Urinary incontinence occurs whenever a person unintentionally passes urine. According to the American Society of Consultant Pharmacists (ASCP), as many as 15 to 35 percent of people over the age of 60 may suffer from urinary incontinence, and "women are twice as likely as men to suffer from the condition." Urinary incontinence is severe enough in many elderly people that they must remain in their homes, and more than half of the patients admitted to nursing facilities are admitted with a medical diagnosis of incontinence. There are many known causes for urinary incontinence.
Normal Aging
As people age, according to the ASCP, "changes in urinary tract physiology ... can affect continence." The bladder loses elasticity and requires frequent emptying. The bladder wall (detrusor) muscles lose strength and may impede complete emptying, or the walls may contract involuntarily and create an inability to hold urine in the bladder. Fluid volume in the bladder also increases due to lessening ability to produce concentrated urine. Postmenopausal women suffer declining efficiency of the urethral sphincters (due indirectly to estrogen deficiency), as well as loss of strength in the pelvic floor muscles.
Physical Disorders
According to the Merck Manual of Geriatrics, "Continence requires input from the central nervous system (CNS).... The role of the CNS is complex and not fully understood." Stroke, dementia, tumors, meningiomas, frontal lobe aneurisms, Parkinson's disease, and other disorders affecting the CNS can have unpredictable effects on urinary activity.
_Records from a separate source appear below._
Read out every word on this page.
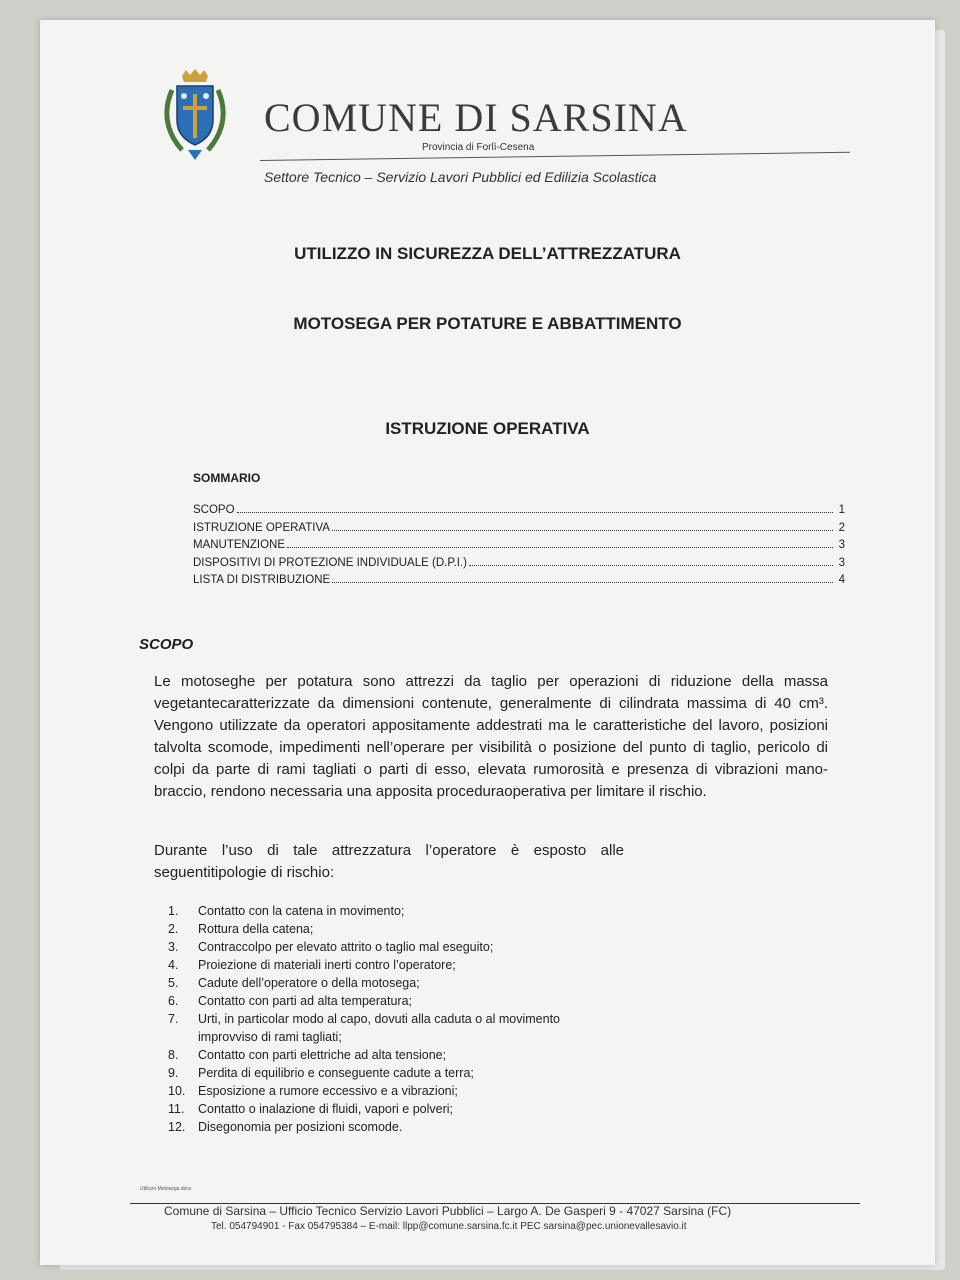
COMUNE DI SARSINA
Provincia di Forlì-Cesena
Settore Tecnico – Servizio Lavori Pubblici ed Edilizia Scolastica
UTILIZZO IN SICUREZZA DELL’ATTREZZATURA
MOTOSEGA PER POTATURE E ABBATTIMENTO
ISTRUZIONE OPERATIVA
SOMMARIO
SCOPO	1
ISTRUZIONE OPERATIVA	2
MANUTENZIONE	3
DISPOSITIVI DI PROTEZIONE INDIVIDUALE (D.P.I.)	3
LISTA DI DISTRIBUZIONE	4
SCOPO
Le motoseghe per potatura sono attrezzi da taglio per operazioni di riduzione della massa vegetantecaratterizzate da dimensioni contenute, generalmente di cilindrata massima di 40 cm³. Vengono utilizzate da operatori appositamente addestrati ma le caratteristiche del lavoro, posizioni talvolta scomode, impedimenti nell’operare per visibilità o posizione del punto di taglio, pericolo di colpi da parte di rami tagliati o parti di esso, elevata rumorosità e presenza di vibrazioni mano-braccio, rendono necessaria una apposita proceduraoperativa per limitare il rischio.
Durante l’uso di tale attrezzatura l’operatore è esposto alle seguentitipologie di rischio:
1.	Contatto con la catena in movimento;
2.	Rottura della catena;
3.	Contraccolpo per elevato attrito o taglio mal eseguito;
4.	Proiezione di materiali inerti contro l’operatore;
5.	Cadute dell’operatore o della motosega;
6.	Contatto con parti ad alta temperatura;
7.	Urti, in particolar modo al capo, dovuti alla caduta o al movimento improvviso di rami tagliati;
8.	Contatto con parti elettriche ad alta tensione;
9.	Perdita di equilibrio e conseguente cadute a terra;
10.	Esposizione a rumore eccessivo e a vibrazioni;
11.	Contatto o inalazione di fluidi, vapori e polveri;
12.	Disegonomia per posizioni scomode.
Utilizzo Motosega.docx
Comune di Sarsina – Ufficio Tecnico Servizio Lavori Pubblici – Largo A. De Gasperi 9 - 47027 Sarsina (FC)
Tel. 054794901 - Fax 054795384 – E-mail: llpp@comune.sarsina.fc.it PEC sarsina@pec.unionevallesavio.it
Incontinence can also result from urinary tract infections, atrophic urethritis or vaginitis in postmenopausal women, hyperglycemia (high blood sugar), peripheral venous insufficiency, hypoalbuminemia, or depression and other psychiatric conditions. Impacted stool can cause temporary urinary incontinence. The Indian Medlars Center identifies several other pertinent disorders, including prostatic hypertrophy (benign or malignant), urethral stricture, cystocoele, uterine prolapse in women, multiple sclerosis, spinal cord lesions and diverticulitis.
Drug Side Effects
The ASCP website listed below provides a comprehensive list of prescription drugs that may cause incontinence. These include sympathomimetic decongestants; alpha-adrenergic antagonists such asprazosin, terazosin and phenoxybenzamine; anticholinergics; antipsychotics (neuroleptics); bromocriptine; calcium-channel blockers; clonazepam; diuretics; ethanol; lithium; metoclopramide; misoprostol; phenytoin; sedatives (hypnotics); skeletal muscle relaxants such as Baclofen or Dantrolene; and sympatholytics such as methyldopa, reserpine, or guanethedine.
Behavioral Factors
According to the Merck Manual of Geriatrics, alcohol and drug use frequently cause episodes of incontinence in the elderly. High intake of caffeine or other diuretics have the same effect. A sedentary lifestyle also promotes incontinence.